I'm never quite sure what to make of that comment. I think it is code for, "you take up a lot of space in a room." 

But the truth is, I'm a coward. My familiar firm ground is so hard packed beneath my feet that I don't dare put a toe into the murkier waters of things I can't do instinctively. 

This is partly a natural byproduct of the ossification of aging. I'm a dinosaur at 33-- I know what I like, I know what I can do, and I know my strengths. And I have no reason in the world to go anywhere near my weaknesses or blind spots.

But that sounds a lot like being dead. Or like being alive only in a hall of mirrors-- where I grow fatter and fatter on my comfortable competence and fill up more and more space with only images of myself-- concave and convex iterations of sameness. I am boring myself with my safe little world of only-doing-what I'm good at. 
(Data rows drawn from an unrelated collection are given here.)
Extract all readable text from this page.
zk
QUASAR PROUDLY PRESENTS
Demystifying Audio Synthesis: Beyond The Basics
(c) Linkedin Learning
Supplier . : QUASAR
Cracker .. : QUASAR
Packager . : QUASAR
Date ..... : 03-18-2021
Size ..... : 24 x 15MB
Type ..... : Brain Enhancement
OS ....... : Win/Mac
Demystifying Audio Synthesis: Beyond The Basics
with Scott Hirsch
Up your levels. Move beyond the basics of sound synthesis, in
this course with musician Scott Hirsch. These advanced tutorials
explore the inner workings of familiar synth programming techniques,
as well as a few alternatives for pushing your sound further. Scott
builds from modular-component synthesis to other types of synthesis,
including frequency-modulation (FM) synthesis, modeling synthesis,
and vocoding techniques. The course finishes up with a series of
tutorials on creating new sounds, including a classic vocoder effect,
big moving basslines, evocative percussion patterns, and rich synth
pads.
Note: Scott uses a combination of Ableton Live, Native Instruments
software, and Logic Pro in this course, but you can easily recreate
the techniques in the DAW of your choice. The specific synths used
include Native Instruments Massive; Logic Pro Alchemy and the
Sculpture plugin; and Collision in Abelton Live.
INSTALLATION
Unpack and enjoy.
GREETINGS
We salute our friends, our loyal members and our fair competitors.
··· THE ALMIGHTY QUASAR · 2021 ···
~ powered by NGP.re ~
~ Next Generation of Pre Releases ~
 I don't want that-- I want to feel more alive than that. I don't want to make all of my decision outof prudence or habit or fear.
I am sitting on the ground. My sweatshirt is a little damp between me and the stones. My pony tail is leaving a cold damp spot below my shoulder blades. And I am shivering-- either from nerves or from the ice cold smack of river water. My arms and legs are pricked with goosebumps and red as if I ahave been slapped over and over, up and down my body. I'm all by myself, which is a singular event. I left my friends behind at their picnic-- the kids' laughing and shouting interspersed with the plunk of java plums plopping into the water, flicking up little splash tails as if fat little fish are leaping suddenly. Concentric rings mark the pivot of entry for a moment. 

A yellow-bodied dragonfly is skimming across the water, dicing down and swatting the surface with its tail. 

I came out here with my new-found call to adventure prodding me on. When the others shooed me away with assurances that they'd look after my kids, I intentionally decided to Find Someolace New.

I want to be addicted to unfamiliarity. 

I crossed gates. I went around ramshackle barbed wired fence posts with hand painted No Tresspassing signs. I am invited here, near a friend's house, but still-- the chill of not honoring a barrier? A tiny thrill. 

I passed a garden of green onions carved into a riverbank, and a stand of cacao trees, with the shiny red-brown pods slung across the truck of the tree like grenades on a bandelo.  Then the path dropped off at a rock wall over a culvert. I jumped across the water and followed the ditch. I could hear the river sound getting louder, the rocks chuckling against each over in a small falls. Across a wide low platform of rocks and tall died grass, and then a wide spot in a river. 

I was quite alone, but I still stood there frozen. Do i dare? Am I really willing to push myself to newer braver experiences? Am I able to hush that voice that tells me to be comfortable, be reasonable, to be safe? But what if I am found out?

I counted to ten for myself, and then, feeling panicked, stripped off all of my clothes and waded quickly out into the river. I was laughing and my teeth were chattering immediately-- shivery and giddy inside and out. I ducked under the water and the cold forced the air out of me. I came up gasping and grinning like a mad thing. The mud on the bottom of the river sucked at my sandals and I circles my toes hard into them to keep them from sinking down or floating away.  The water is deep-- I stood on the edge of the drop off and balanced-- not secure enough in my swimming to risk going in over my head. 

1 comment:

Marsha Paulsen Peters said...

"I came up gasping and grinning like a mad thing."
I LOVED picturing this image: Grinning at Yes, a new horizon met -- Gasping with surprise at cold and newness and survival and Yes.